Лёнька Файнштейн с матерью.

Почти пробежала Мила, через некоторое время – её тётя.

Фимка с Зоей – они единственные меня заметили. Фимка спросил, почему я сижу здесь и есть ли у меня билет, Зоя спросила, идет ли ей её новая красная шапочка. Шапочка ей шла.

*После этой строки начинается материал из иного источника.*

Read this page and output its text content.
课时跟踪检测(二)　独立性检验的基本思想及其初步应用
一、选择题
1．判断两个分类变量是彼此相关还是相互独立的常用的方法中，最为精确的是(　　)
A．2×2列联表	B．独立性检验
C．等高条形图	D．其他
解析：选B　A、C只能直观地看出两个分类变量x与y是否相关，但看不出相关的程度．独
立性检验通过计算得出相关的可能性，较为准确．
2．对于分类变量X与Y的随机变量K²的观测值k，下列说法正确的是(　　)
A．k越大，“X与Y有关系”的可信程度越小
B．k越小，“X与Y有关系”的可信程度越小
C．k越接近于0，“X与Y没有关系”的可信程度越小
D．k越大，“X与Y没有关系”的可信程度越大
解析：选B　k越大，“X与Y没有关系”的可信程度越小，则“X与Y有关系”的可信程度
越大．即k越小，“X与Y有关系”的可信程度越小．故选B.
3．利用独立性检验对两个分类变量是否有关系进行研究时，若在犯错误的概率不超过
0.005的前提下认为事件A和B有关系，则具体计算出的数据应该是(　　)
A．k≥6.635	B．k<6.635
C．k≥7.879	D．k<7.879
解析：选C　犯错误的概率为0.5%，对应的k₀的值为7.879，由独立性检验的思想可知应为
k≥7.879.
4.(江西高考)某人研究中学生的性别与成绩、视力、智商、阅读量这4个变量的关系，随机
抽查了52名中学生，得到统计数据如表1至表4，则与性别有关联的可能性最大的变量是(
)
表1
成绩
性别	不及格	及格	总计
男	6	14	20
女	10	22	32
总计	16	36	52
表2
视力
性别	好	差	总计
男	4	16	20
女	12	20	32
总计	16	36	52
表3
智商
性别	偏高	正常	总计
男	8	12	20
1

Эмилия Львовна с дочкой Ниной пришли после звонка, и я усаживался на место, когда уже вышла Гринберг. В антракте я, как всегда теперь, даже не выходил из зала, а только сел позади Милы и Нины, тоже оставшихся на местах. Потом отслушал второе отделение, потом пошёл домой, проводив до троллейбуса Фиму и Зою. Кстати, после концерта, в фойе, когда Фимка стоял в очереди за пальто, я сказал Зое, что скоро откроются катки, и она спросила: "Ты будешь кататься на коньках? Будешь меня учить?" Я ответил: "Конечно, с радостью. Ведь только там я смогу оторвать тебя от Фимки." Я не уловил, как она на это среагировала, но заметил только, что она среагировала как-то.

31 декабря 1951г.

Двадцать седьмого мы втроём были на "Фаусте" – Фимка, Зоя и я. Фимка мне сказал, что он опасался, что я откажусь от такого скверного билета – третий ярус. Я же объяснил, что не имею ничего против. Ещё он объяснил, что билеты брала Зоя, которой он между прочим сказал, что я предлагал ему идти на "Фауста". В антракте я вышвырнул десять рублей на воду и шоколадные конфеты, а в следующем – Фимка преподнёс Зое за хвостик яблоко, а мне – конфету "Красную". Конфету съела Зоя, а бумажка от неё досталась мне в качестве сувенира.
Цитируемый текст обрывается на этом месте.